Voxtral Model: mistralai/Voxtral-Mini-4B-Realtime-2602
Voxtral Mini is a 4.4B parameter real-time automatic speech recognition (ASR) model created by Mistral AI. It features a causal Whisper-based audio encoder, a temporal adapter, and a Mistral decoder. The model accepts audio input and produces text output (speech-to-text).
The Voxtral Model has support in the Rust, Python, and HTTP APIs. Additionally, the Voxtral Model supports ISQ for increased performance.

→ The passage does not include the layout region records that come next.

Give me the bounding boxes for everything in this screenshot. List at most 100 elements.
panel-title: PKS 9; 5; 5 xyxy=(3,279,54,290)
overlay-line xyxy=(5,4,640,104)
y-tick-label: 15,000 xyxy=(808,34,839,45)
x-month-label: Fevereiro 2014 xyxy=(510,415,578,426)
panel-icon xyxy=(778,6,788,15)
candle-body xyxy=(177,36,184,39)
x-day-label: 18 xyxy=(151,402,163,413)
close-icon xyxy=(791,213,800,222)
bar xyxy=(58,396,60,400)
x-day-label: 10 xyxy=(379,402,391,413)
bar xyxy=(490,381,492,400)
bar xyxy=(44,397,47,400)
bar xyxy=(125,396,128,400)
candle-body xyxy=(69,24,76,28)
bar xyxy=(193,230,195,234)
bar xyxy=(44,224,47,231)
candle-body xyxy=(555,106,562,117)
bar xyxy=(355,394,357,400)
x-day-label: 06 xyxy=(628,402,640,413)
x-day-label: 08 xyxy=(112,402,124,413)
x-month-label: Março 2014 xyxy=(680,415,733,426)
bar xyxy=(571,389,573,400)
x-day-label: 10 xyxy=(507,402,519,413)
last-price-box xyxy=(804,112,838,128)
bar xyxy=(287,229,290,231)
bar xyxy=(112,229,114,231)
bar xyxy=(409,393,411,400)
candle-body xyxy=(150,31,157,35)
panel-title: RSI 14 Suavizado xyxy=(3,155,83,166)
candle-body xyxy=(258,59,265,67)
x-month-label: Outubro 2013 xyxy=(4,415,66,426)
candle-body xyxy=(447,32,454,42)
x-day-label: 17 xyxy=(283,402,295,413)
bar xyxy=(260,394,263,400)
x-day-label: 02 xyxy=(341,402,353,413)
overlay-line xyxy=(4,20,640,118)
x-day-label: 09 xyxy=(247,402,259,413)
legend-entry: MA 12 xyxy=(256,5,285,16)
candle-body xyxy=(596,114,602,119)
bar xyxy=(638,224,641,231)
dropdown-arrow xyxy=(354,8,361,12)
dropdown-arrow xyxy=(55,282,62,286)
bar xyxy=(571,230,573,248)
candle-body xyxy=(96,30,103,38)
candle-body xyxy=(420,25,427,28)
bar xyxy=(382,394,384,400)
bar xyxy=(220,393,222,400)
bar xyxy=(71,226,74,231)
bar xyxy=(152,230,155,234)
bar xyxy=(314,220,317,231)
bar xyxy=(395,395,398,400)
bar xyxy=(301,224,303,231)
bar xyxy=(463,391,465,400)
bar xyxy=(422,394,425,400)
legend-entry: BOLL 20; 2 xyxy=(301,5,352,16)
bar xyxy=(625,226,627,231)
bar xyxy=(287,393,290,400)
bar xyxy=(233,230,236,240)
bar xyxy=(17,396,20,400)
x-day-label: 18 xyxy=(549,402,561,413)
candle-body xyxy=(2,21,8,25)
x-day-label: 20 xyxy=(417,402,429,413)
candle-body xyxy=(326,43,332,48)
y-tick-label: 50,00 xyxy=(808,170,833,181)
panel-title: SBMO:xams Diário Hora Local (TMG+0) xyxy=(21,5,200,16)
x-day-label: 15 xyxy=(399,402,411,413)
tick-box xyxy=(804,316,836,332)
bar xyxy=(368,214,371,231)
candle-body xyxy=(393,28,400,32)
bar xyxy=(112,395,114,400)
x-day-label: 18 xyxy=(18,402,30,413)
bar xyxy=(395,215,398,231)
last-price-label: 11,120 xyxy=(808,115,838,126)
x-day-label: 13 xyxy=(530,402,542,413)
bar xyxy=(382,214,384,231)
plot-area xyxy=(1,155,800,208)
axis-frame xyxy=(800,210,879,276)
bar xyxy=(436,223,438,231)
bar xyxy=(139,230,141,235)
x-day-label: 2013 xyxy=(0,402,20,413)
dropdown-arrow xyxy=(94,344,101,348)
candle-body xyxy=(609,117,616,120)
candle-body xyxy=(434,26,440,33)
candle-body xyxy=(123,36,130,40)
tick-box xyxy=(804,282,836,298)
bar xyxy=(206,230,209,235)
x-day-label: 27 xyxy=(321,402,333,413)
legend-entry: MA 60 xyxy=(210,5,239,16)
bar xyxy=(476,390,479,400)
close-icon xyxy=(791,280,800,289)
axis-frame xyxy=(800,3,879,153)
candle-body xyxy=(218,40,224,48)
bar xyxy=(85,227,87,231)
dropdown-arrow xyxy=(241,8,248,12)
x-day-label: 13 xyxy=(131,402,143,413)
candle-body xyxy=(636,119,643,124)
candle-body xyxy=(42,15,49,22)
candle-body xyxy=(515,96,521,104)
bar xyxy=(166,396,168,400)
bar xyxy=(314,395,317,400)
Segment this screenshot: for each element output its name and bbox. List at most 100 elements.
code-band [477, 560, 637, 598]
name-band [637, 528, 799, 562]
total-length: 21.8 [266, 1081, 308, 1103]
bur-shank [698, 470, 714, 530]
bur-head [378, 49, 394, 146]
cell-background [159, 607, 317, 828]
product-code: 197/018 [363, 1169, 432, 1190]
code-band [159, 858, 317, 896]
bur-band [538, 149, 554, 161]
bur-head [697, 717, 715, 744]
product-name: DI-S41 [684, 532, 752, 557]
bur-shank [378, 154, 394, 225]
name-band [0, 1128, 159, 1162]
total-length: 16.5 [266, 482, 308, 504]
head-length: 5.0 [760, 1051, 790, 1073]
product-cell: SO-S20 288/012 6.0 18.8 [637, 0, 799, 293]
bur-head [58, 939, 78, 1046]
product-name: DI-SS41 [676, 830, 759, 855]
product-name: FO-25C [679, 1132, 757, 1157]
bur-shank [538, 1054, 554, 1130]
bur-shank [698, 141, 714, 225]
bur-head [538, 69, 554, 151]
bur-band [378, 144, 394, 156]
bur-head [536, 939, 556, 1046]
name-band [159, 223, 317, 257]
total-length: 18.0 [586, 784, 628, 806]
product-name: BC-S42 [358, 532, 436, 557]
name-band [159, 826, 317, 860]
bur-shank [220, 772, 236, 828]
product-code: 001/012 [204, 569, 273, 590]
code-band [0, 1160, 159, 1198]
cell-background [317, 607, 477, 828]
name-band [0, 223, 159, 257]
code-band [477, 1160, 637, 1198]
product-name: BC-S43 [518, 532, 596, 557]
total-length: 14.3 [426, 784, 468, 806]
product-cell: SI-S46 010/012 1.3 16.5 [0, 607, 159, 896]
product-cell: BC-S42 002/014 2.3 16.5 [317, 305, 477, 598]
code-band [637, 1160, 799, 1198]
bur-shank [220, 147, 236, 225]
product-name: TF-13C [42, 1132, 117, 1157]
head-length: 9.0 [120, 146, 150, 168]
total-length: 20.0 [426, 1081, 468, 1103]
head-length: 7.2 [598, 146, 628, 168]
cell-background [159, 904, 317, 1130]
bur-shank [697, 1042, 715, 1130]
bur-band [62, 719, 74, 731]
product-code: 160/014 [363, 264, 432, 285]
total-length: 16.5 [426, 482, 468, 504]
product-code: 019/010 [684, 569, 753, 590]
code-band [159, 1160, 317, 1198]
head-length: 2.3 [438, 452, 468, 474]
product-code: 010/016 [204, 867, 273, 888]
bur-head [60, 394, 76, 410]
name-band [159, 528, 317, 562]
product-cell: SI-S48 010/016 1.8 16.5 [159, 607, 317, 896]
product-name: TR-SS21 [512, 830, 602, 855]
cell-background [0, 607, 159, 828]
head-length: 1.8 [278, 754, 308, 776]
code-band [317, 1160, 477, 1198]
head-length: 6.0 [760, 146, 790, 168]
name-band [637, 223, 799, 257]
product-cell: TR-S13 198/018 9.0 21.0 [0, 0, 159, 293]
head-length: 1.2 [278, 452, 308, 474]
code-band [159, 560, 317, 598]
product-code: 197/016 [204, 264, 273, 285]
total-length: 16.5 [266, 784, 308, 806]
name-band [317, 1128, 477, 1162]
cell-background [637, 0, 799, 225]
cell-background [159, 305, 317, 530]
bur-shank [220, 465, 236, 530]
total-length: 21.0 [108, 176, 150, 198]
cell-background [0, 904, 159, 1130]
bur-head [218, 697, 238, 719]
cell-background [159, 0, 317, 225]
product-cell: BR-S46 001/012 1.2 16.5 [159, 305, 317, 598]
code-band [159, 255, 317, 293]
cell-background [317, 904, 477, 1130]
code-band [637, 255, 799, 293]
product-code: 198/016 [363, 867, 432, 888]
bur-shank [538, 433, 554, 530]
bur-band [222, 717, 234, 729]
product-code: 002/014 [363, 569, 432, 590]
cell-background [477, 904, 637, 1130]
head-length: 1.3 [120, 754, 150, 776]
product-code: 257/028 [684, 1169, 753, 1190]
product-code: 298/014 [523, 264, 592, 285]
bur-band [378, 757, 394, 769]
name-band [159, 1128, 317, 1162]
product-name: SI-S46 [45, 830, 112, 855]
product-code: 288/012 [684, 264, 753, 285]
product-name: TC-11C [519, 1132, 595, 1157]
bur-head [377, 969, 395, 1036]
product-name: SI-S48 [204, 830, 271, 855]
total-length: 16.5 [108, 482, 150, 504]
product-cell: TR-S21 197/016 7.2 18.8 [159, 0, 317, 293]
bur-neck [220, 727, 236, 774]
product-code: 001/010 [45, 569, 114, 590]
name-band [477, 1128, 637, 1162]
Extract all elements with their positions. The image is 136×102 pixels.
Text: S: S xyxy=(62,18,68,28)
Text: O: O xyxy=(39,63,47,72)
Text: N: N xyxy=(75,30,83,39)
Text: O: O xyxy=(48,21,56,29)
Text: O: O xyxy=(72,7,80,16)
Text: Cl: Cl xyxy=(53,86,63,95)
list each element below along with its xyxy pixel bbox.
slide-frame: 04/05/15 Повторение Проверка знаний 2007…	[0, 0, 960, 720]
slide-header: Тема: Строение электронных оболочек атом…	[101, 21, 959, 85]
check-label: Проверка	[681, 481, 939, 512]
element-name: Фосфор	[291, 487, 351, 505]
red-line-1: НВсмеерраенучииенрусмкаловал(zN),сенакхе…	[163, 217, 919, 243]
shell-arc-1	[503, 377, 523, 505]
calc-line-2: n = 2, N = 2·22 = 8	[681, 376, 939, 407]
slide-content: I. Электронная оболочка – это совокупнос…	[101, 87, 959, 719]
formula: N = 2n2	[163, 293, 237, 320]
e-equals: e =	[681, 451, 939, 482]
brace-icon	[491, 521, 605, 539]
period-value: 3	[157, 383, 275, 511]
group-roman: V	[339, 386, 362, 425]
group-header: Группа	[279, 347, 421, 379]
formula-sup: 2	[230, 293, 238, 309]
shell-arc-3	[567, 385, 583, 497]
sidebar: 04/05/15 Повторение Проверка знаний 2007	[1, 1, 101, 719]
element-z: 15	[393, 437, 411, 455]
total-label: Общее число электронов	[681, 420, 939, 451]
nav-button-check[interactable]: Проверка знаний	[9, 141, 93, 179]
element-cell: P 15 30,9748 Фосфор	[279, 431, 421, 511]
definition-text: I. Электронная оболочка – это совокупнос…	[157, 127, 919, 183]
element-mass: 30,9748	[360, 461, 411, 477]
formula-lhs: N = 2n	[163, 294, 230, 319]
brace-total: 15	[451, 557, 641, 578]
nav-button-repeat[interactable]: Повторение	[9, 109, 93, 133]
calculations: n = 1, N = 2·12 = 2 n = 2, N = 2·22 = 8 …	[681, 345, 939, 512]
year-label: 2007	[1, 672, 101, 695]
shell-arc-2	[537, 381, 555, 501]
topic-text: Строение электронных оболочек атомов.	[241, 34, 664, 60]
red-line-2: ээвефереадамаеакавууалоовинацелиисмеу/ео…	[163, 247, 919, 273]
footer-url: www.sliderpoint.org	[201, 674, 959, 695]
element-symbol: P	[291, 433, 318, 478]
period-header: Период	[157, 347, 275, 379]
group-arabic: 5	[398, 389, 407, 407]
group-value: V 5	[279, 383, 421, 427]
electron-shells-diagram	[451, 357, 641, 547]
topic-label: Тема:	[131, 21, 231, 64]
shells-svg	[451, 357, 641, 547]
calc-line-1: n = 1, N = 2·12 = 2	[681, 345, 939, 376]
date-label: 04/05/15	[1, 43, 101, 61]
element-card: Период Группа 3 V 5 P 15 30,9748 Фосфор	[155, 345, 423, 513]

Note: Voxtral uses Mistral’s native format (
params.json,consolidated.safetensors,tekken.json), which mistral.rs handles automatically.
HTTP server
We support an OpenAI compatible HTTP API for audio models.
- Start the server
mistralrs serve vision -m mistralai/Voxtral-Mini-4B-Realtime-2602
- Send a request
import base64
from openai import OpenAI
client = OpenAI(api_key="foobar", base_url="http://localhost:1234/v1/")
# Load a local audio file
with open("audio.wav", "rb") as f:
audio_b64 = base64.b64encode(f.read()).decode("utf-8")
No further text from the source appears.